El filme retrocede ocho años para mostrar a un Theo púber (Oakes Fegley) que pasea por el Museo Metropolitano de Arte de Nueva York con su madre cuando una bomba explota en el lugar. Al morir ella, y sin saber del paradero de su padre, Theo se queda con la familia de un amigo de la escuela, los conservadores Barbour.

Mientras el protagonista hace el duelo y se adapta a los nuevos cambios, visita a Pippa (Aimee Laurence), una chica que estaba ese día en el museo y terminó herida, y a su tutor Hobie (Wright), un restaurador de muebles que le es afín y despierta su admiración.

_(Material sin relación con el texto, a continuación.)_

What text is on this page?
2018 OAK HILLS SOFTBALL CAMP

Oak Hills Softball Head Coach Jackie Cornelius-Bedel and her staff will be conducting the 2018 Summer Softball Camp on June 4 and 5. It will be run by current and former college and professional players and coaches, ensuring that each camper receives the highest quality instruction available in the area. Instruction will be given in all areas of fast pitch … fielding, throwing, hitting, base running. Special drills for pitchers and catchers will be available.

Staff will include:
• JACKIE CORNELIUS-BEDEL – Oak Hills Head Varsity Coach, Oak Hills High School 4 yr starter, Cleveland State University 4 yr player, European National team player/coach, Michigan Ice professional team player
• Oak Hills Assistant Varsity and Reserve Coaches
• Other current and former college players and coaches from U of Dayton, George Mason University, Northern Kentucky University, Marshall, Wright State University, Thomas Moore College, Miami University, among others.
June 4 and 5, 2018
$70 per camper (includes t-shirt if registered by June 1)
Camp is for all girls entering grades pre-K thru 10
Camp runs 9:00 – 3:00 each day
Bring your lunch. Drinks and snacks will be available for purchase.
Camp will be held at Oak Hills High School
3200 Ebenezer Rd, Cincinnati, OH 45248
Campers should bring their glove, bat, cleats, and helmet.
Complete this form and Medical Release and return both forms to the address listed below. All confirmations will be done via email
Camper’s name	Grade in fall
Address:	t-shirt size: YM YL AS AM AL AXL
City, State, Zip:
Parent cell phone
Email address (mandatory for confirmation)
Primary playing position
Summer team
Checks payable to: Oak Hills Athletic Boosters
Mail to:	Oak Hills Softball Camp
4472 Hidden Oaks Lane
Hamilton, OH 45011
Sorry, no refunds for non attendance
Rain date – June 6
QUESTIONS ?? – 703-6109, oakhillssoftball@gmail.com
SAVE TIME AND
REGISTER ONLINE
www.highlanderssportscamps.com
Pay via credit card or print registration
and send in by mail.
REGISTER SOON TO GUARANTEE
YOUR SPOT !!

Justo cuando Theo comienza a sentirse cómodo con los Barbour, sobre todo con la madre del clan (Kidman), quien baraja la posibilidad de adoptarlo, aparece el padre (Luke Wilson), un actor de poca monta, con su chica Xandra (Paulson) para llevárselo a vivir a Las Vegas. En el traslado, Theo lleva escondida la pintura "El jilguero", de Carel Fabritius, el cuadro que tomó del Met después de la explosión.
Instalado en Las Vegas y sin sentirse a gusto con su familia paterna, Theo conoce a su amigo Boris (Finn Wolfhard, de "It" y "Stranger Things"), un ucraniano con quien experimenta el consumo de algunos estupefacientes, para finalmente escapar hacia Nueva York, ya no siendo ese niño disciplinado e inocente.

"El jilguero" es un drama, pero también es un relato de iniciación y, además, hacia el tercer acto se vuelve una historia de gangsters. En esa hibridación de géneros es donde la película pierde el hilo conductor. Son 149 minutos de esbozar varias ideas y subtramas que no terminan de lograr un producto sólido. La mayor ambición del proyecto -y quizás el mayor fallo- fue transponer la extensa novela de Tartt y condensarla en una pieza fílmica.